Le point noir majeur est la disponibilité insuffisante des hélicoptères . L'âge moyen de la flotte est de 44 ans 2 ( * ) . Pour les Puma, il faut 18 heures de maintenance pour une heure de vol, et la disponibilité était de 46 % en 2019, 47 % en 2020. L'absence de disponibilité des pièces de rechange et vétusté des matériels en sont les premières causes. En revanche, la disponibilité des Casa est meilleure (entre 50 et 70 %). S'ajoute le poids des évacuations sanitaires vers les Antilles ou la métropole, qui sont prioritaires car il n'y a ni service de cardiologie, ni service de neurologie, ni service de néo-natalité en Guyane.

L'opération, dont le coût annuel est de 55 millions d'euros, permet de maintenir l'orpaillage à bas niveau, mais pas de l'éradiquer. Il s'agit toutefois d'un résultat déjà important : sans HARPIE, la forêt amazonienne guyanaise serait littéralement détruite .

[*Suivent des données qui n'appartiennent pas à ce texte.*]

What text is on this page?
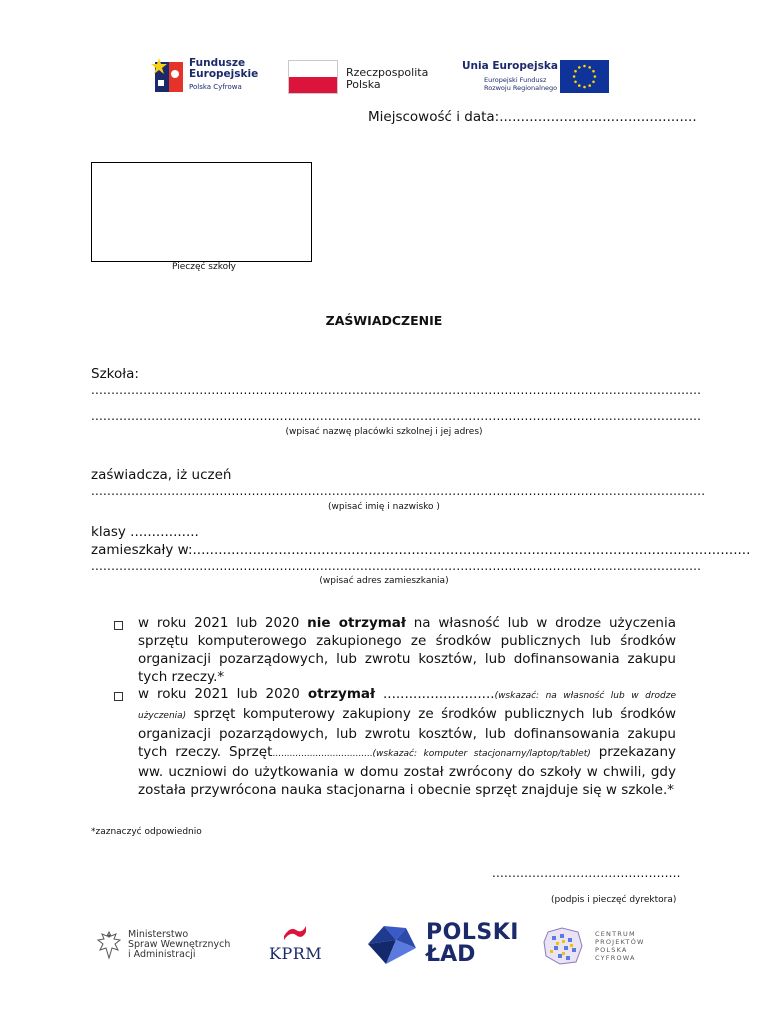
Fundusze
Europejskie
Polska Cyfrowa
Rzeczpospolita
Polska
Unia Europejska
Europejski Fundusz
Rozwoju Regionalnego
Miejscowość i data:..............................................
Pieczęć szkoły
ZAŚWIADCZENIE
Szkoła:
........................................................................................................................................................
........................................................................................................................................................
(wpisać nazwę placówki szkolnej i jej adres)
zaświadcza, iż uczeń
.........................................................................................................................................................
(wpisać imię i nazwisko )
klasy ................
zamieszkały w:..................................................................................................................................
........................................................................................................................................................
(wpisać adres zamieszkania)
w roku 2021 lub 2020 nie otrzymał na własność lub w drodze użyczenia sprzętu komputerowego zakupionego ze środków publicznych lub środków organizacji pozarządowych, lub zwrotu kosztów, lub dofinansowania zakupu tych rzeczy.*
w roku 2021 lub 2020 otrzymał ..........................(wskazać: na własność lub w drodze użyczenia) sprzęt komputerowy zakupiony ze środków publicznych lub środków organizacji pozarządowych, lub zwrotu kosztów, lub dofinansowania zakupu tych rzeczy. Sprzęt...................................(wskazać: komputer stacjonarny/laptop/tablet) przekazany ww. uczniowi do użytkowania w domu został zwrócony do szkoły w chwili, gdy została przywrócona nauka stacjonarna i obecnie sprzęt znajduje się w szkole.*
*zaznaczyć odpowiednio
...............................................
(podpis i pieczęć dyrektora)
Ministerstwo
Spraw Wewnętrznych
i Administracji	KPRM
POLSKI
ŁAD
CENTRUM
PROJEKTÓW
POLSKA
CYFROWA
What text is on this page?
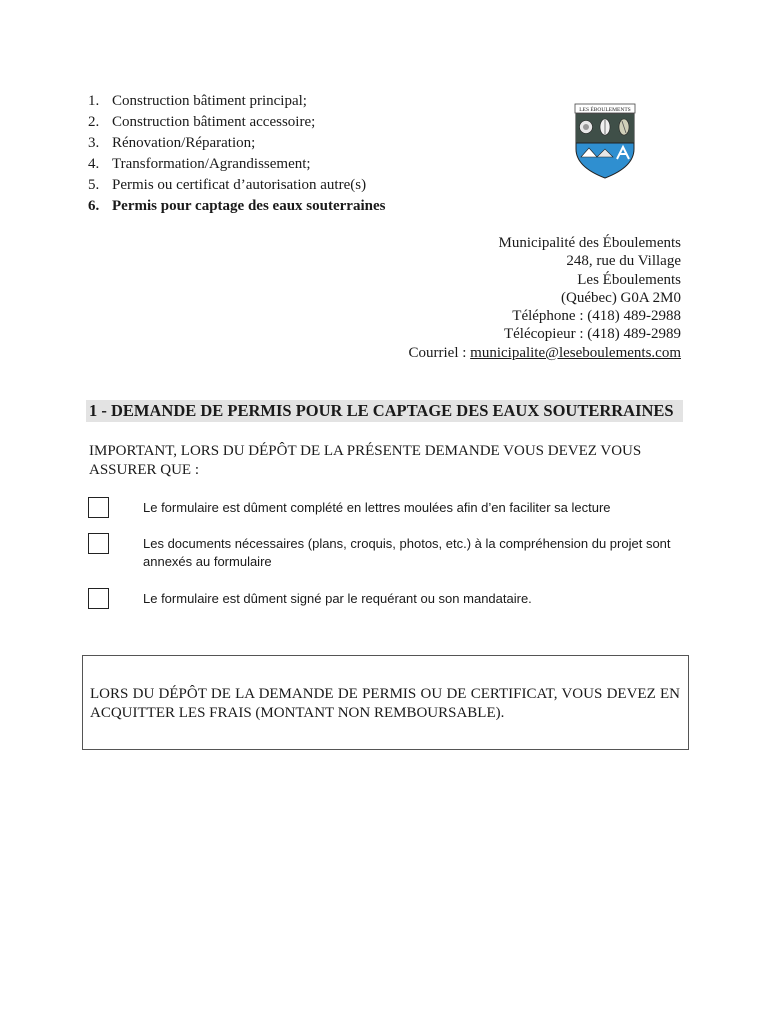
1. Construction bâtiment principal;
2. Construction bâtiment accessoire;
3. Rénovation/Réparation;
4. Transformation/Agrandissement;
5. Permis ou certificat d’autorisation autre(s)
6. Permis pour captage des eaux souterraines
LES ÉBOULEMENTS
Municipalité des Éboulements
248, rue du Village
Les Éboulements
(Québec) G0A 2M0
Téléphone : (418) 489-2988
Télécopieur : (418) 489-2989
Courriel : municipalite@leseboulements.com
1 - DEMANDE DE PERMIS POUR LE CAPTAGE DES EAUX SOUTERRAINES
IMPORTANT, LORS DU DÉPÔT DE LA PRÉSENTE DEMANDE VOUS DEVEZ VOUS ASSURER QUE :
Le formulaire est dûment complété en lettres moulées afin d’en faciliter sa lecture
Les documents nécessaires (plans, croquis, photos, etc.) à la compréhension du projet sont annexés au formulaire
Le formulaire est dûment signé par le requérant ou son mandataire.
LORS DU DÉPÔT DE LA DEMANDE DE PERMIS OU DE CERTIFICAT, VOUS DEVEZ EN ACQUITTER LES FRAIS (MONTANT NON REMBOURSABLE).
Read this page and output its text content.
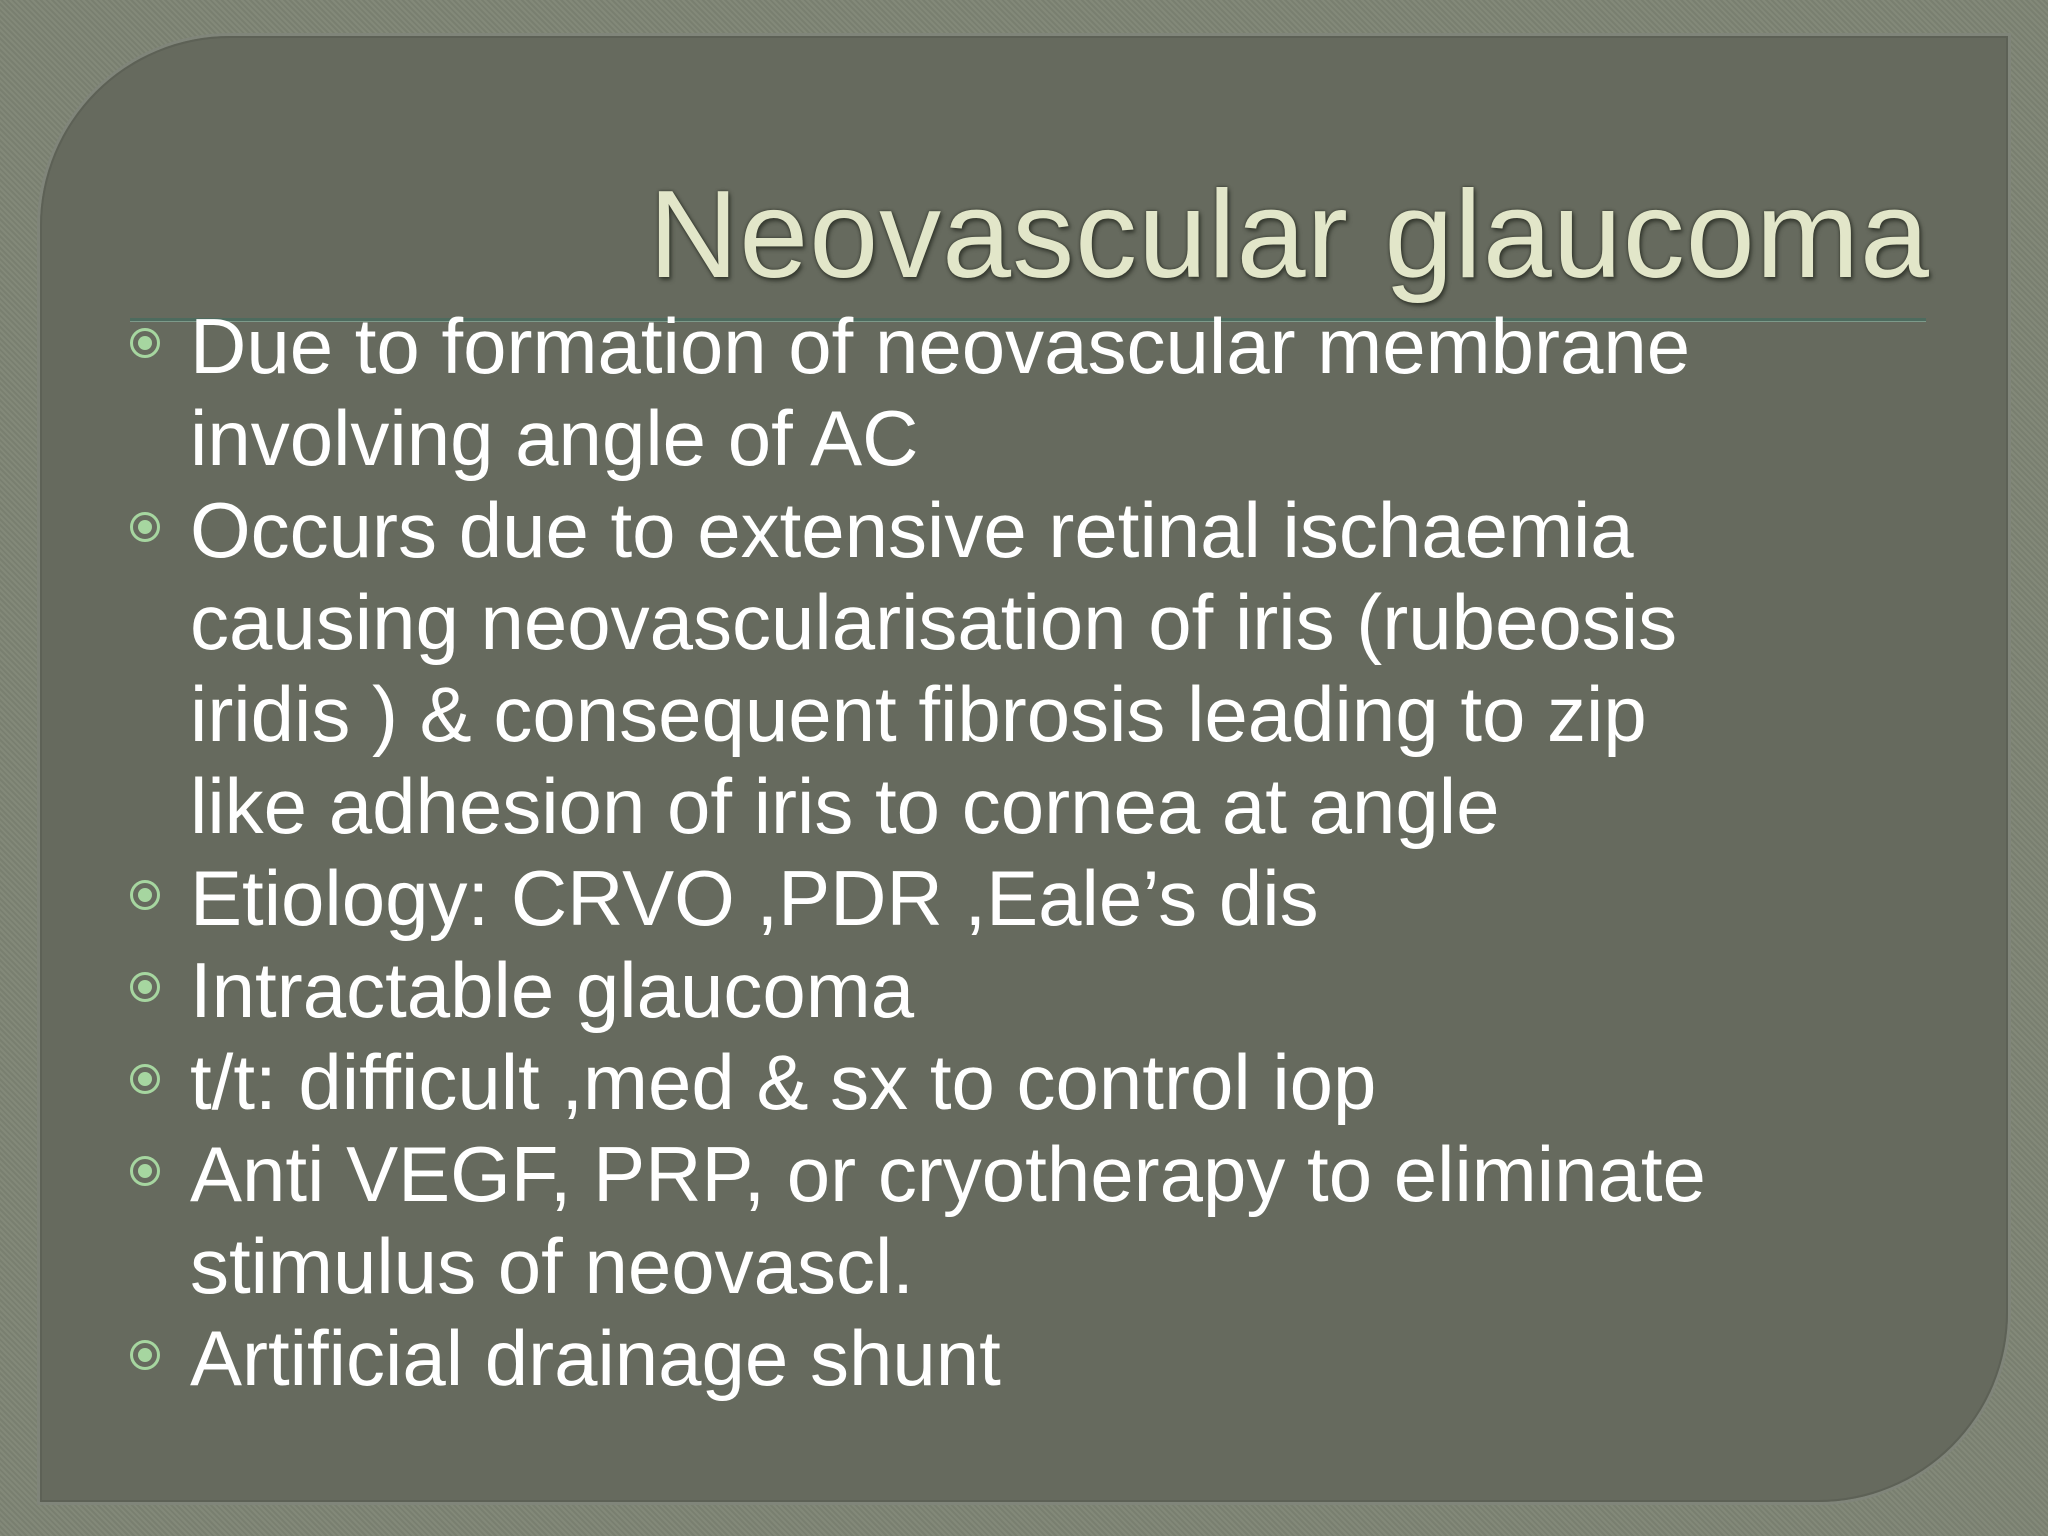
Neovascular glaucoma
Due to formation of neovascular membrane
involving angle of AC
Occurs due to extensive retinal ischaemia
causing neovascularisation of iris (rubeosis
iridis ) & consequent fibrosis leading to zip
like adhesion of iris to cornea at angle
Etiology: CRVO ,PDR ,Eale’s dis
Intractable glaucoma
t/t: difficult ,med & sx to control iop
Anti VEGF, PRP, or cryotherapy to eliminate
stimulus of neovascl.
Artificial drainage shunt
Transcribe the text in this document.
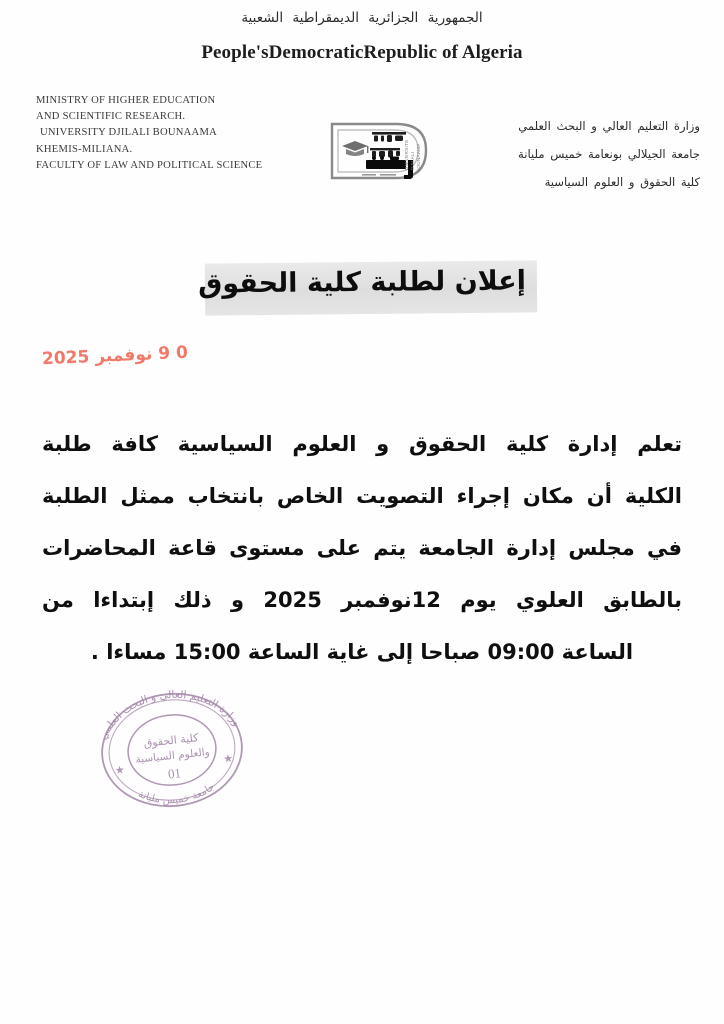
الجمهورية الجزائرية الديمقراطية الشعبية
People'sDemocraticRepublic of Algeria
MINISTRY OF HIGHER EDUCATION
AND SCIENTIFIC RESEARCH.
UNIVERSITY DJILALI BOUNAAMA
KHEMIS-MILIANA.
FACULTY OF LAW AND POLITICAL SCIENCE
وزارة التعليم العالي و البحث العلمي
جامعة الجيلالي بونعامة خميس مليانة
كلية الحقوق و العلوم السياسية
UNIVERSITE DJILALI BOUNAAMA
إعلان لطلبة كلية الحقوق
0 9 نوفمبر 2025

تعلم إدارة كلية الحقوق و العلوم السياسية كافة طلبة

الكلية أن مكان إجراء التصويت الخاص بانتخاب ممثل الطلبة

في مجلس إدارة الجامعة يتم على مستوى قاعة المحاضرات

بالطابق العلوي يوم 12نوفمبر 2025 و ذلك إبتداءا من

الساعة 09:00 صباحا إلى غاية الساعة 15:00 مساءا .

وزارة التعليم العالي و البحث العلمي
جامعة خميس مليانة
كلية الحقوق
والعلوم السياسية
01
★
★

Enfin, le système de rémunération des militaires est défavorable en Guyane où le taux de majoration des soldes n'est que de 25 %, contre 40 % pour les autres outre-mer, alors que le coût de la vie y est élevé, un surcoût de plus de 40 % par rapport à la métropole étant évoqué. Les indemnités de service en campagne sont fiscalisées alors que celles de Sentinelle, autre mission intérieure, ne le sont pas. L'absence de structures de garde d'enfants est également pénalisante.


* 2 Cependant, les Puma devraient être remplacés par des H225 Caracal entre 2023 et 2025 et les Fennec par des HIL à compter de 2030.